How many light years are needed to accelerate towards near light speed in a space-craft that has humans on board?

You just can't instantly go light-speed like in Star Wars, with a human crew; the acceleration-forces would turn them into mush.

Say if we had the ability to travel at 99.9999% that of the speed of light and we wanted to go to Alpha Centauri. We have to spend a time period accelerating to the limits of human withstanding of G forces and then an equal time decelerating within the limits of human resistance to G-forces. I'm thinking we can't travel to AC3 going light speed because the distances are too short?

schlaugh
2012-Jan-08, 04:41 AM
I think this site will be useful:

http://www.ajdesigner.com/constantacceleration/cavelocity.php

Know that 1G = 10m/s so enter a starting veolcity of 0 and an acceleration of 10 meters per second for 365 days and you'll see you're moving faster than light at >315,000 kilometers per second. (The calculator does not care about relativisitic effects or E=MC^2).

Tensor
2012-Jan-08, 05:11 AM
Accelerating to light speed.

How many light years are needed to accelerate towards near light speed in a space-craft that has humans on board?

the answer is going to depend on exactly what you mean by near light speed.

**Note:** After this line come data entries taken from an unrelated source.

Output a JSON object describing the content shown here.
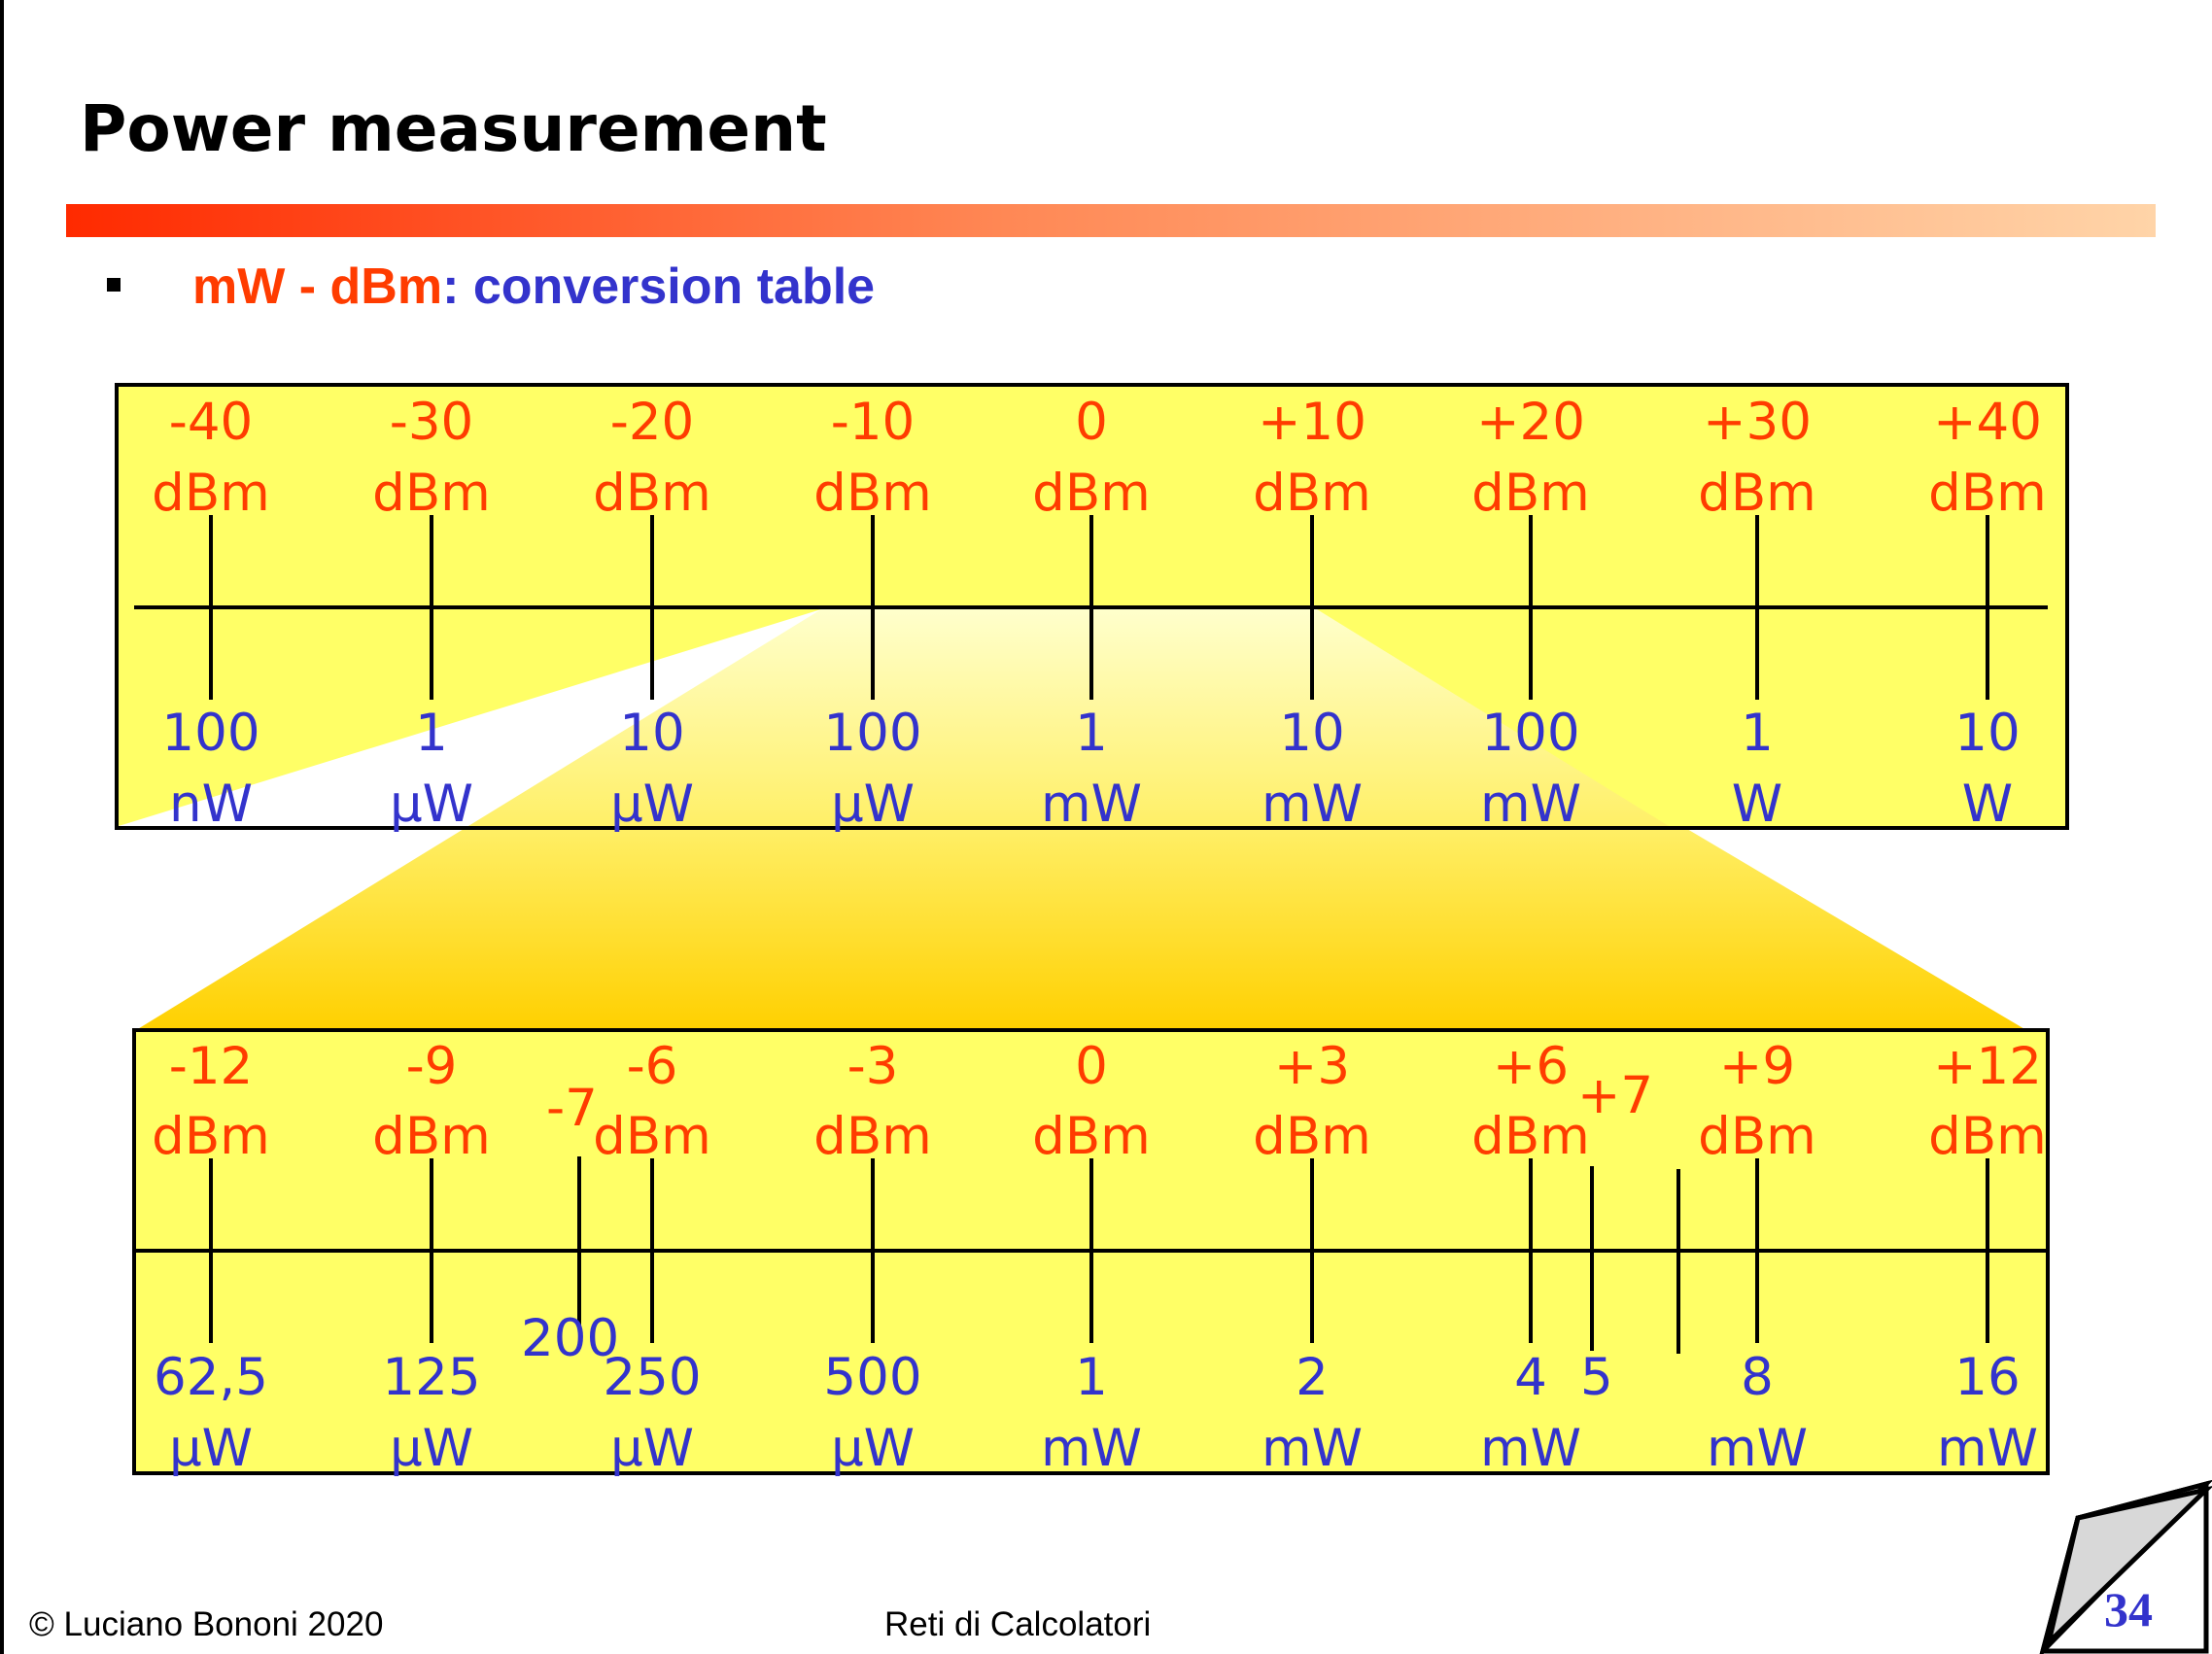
{
  "title": "Power measurement",
  "bullet": {
    "part1": "mW - dBm",
    "part2": ": conversion table"
  },
  "colors": {
    "dbm": "#ff3c00",
    "power": "#3333cc",
    "box": "#ffff66"
  },
  "top_scale": {
    "dbm": [
      [
        "-40",
        "dBm"
      ],
      [
        "-30",
        "dBm"
      ],
      [
        "-20",
        "dBm"
      ],
      [
        "-10",
        "dBm"
      ],
      [
        "0",
        "dBm"
      ],
      [
        "+10",
        "dBm"
      ],
      [
        "+20",
        "dBm"
      ],
      [
        "+30",
        "dBm"
      ],
      [
        "+40",
        "dBm"
      ]
    ],
    "power": [
      [
        "100",
        "nW"
      ],
      [
        "1",
        "µW"
      ],
      [
        "10",
        "µW"
      ],
      [
        "100",
        "µW"
      ],
      [
        "1",
        "mW"
      ],
      [
        "10",
        "mW"
      ],
      [
        "100",
        "mW"
      ],
      [
        "1",
        "W"
      ],
      [
        "10",
        "W"
      ]
    ]
  },
  "bottom_scale": {
    "dbm": [
      [
        "-12",
        "dBm"
      ],
      [
        "-9",
        "dBm"
      ],
      [
        "-6",
        "dBm"
      ],
      [
        "-3",
        "dBm"
      ],
      [
        "0",
        "dBm"
      ],
      [
        "+3",
        "dBm"
      ],
      [
        "+6",
        "dBm"
      ],
      [
        "+9",
        "dBm"
      ],
      [
        "+12",
        "dBm"
      ]
    ],
    "power": [
      [
        "62,5",
        "µW"
      ],
      [
        "125",
        "µW"
      ],
      [
        "250",
        "µW"
      ],
      [
        "500",
        "µW"
      ],
      [
        "1",
        "mW"
      ],
      [
        "2",
        "mW"
      ],
      [
        "4",
        "mW"
      ],
      [
        "8",
        "mW"
      ],
      [
        "16",
        "mW"
      ]
    ],
    "extra_labels": {
      "minus7": "-7",
      "v200": "200",
      "plus7": "+7",
      "v5": "5"
    }
  },
  "footer": {
    "copyright": "© Luciano Bononi 2020",
    "course": "Reti di Calcolatori",
    "page": "34"
  }
}
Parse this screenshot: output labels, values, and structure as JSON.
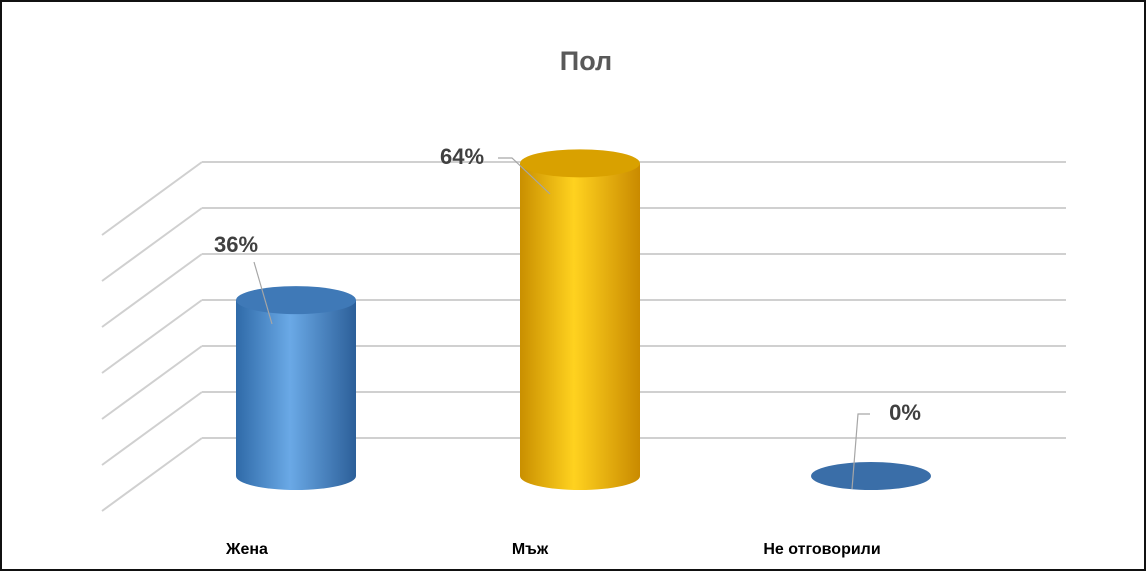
{
  "chart_data": {
    "type": "bar",
    "title": "Пол",
    "categories": [
      "Жена",
      "Мъж",
      "Не отговорили"
    ],
    "values": [
      36,
      64,
      0
    ],
    "data_labels": [
      "36%",
      "64%",
      "0%"
    ],
    "unit": "%",
    "ylim": [
      0,
      70
    ],
    "gridlines": 7,
    "grid": true,
    "legend": "none",
    "bar_shape": "cylinder-3d",
    "colors": [
      "#5b9bd5",
      "#ffc000",
      "#4a7fb5"
    ]
  }
}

You specify below, but.....

You just can't instantly go light-speed like in Star Wars, with a human crew; the acceleration-forces would turn them into mush.

Say if we had the ability to travel at 99.9999% that of the speed of light and we wanted to go to Alpha Centauri. We have to spend a time period accelerating to the limits of human withstanding of G forces and then an equal time decelerating within the limits of human resistance to G-forces. I'm thinking we can't travel to AC3 going light speed because the distances are too short?

You're thinking correctly. The problem comes from relativity. Schlaugh give a site that will calculate for you. However, it does not take relativity into account. This site (http://math.ucr.edu/home/baez/physics/Relativity/SR/rocket.html) by originally by Phillip Gibbs and hosted on John Baez's home site, gives the exact equations for the Time within the ship, the time for observers outside the ship, the distance traveled(as seen by outside observers), the velocity(by percentage of c), and the gamma factor(at any point). In the case of 99.9999%, at 1g, it would take ~1,839 years and a distance of ~1840 light years. So, getting to that speed is pretty much out if you're thinking of going to Alpha Centauri. That site has the equations, so you can figure out what would happen if you increased the acceleration to something like 2 or 3 g's. Which may be pushing the limits for human endurance over an extended time. Unfortunately, that site doesn't do an automatic calculation.

Githyanki
2012-Jan-08, 09:21 PM
That's what I figured. I guess we won't be having any express-flights to any of the local stars.

Now I'm assuming that a space probe can handle a lot more Gees than a human can. But there is still a limit of how much acceleration you can use before you damage your instruments.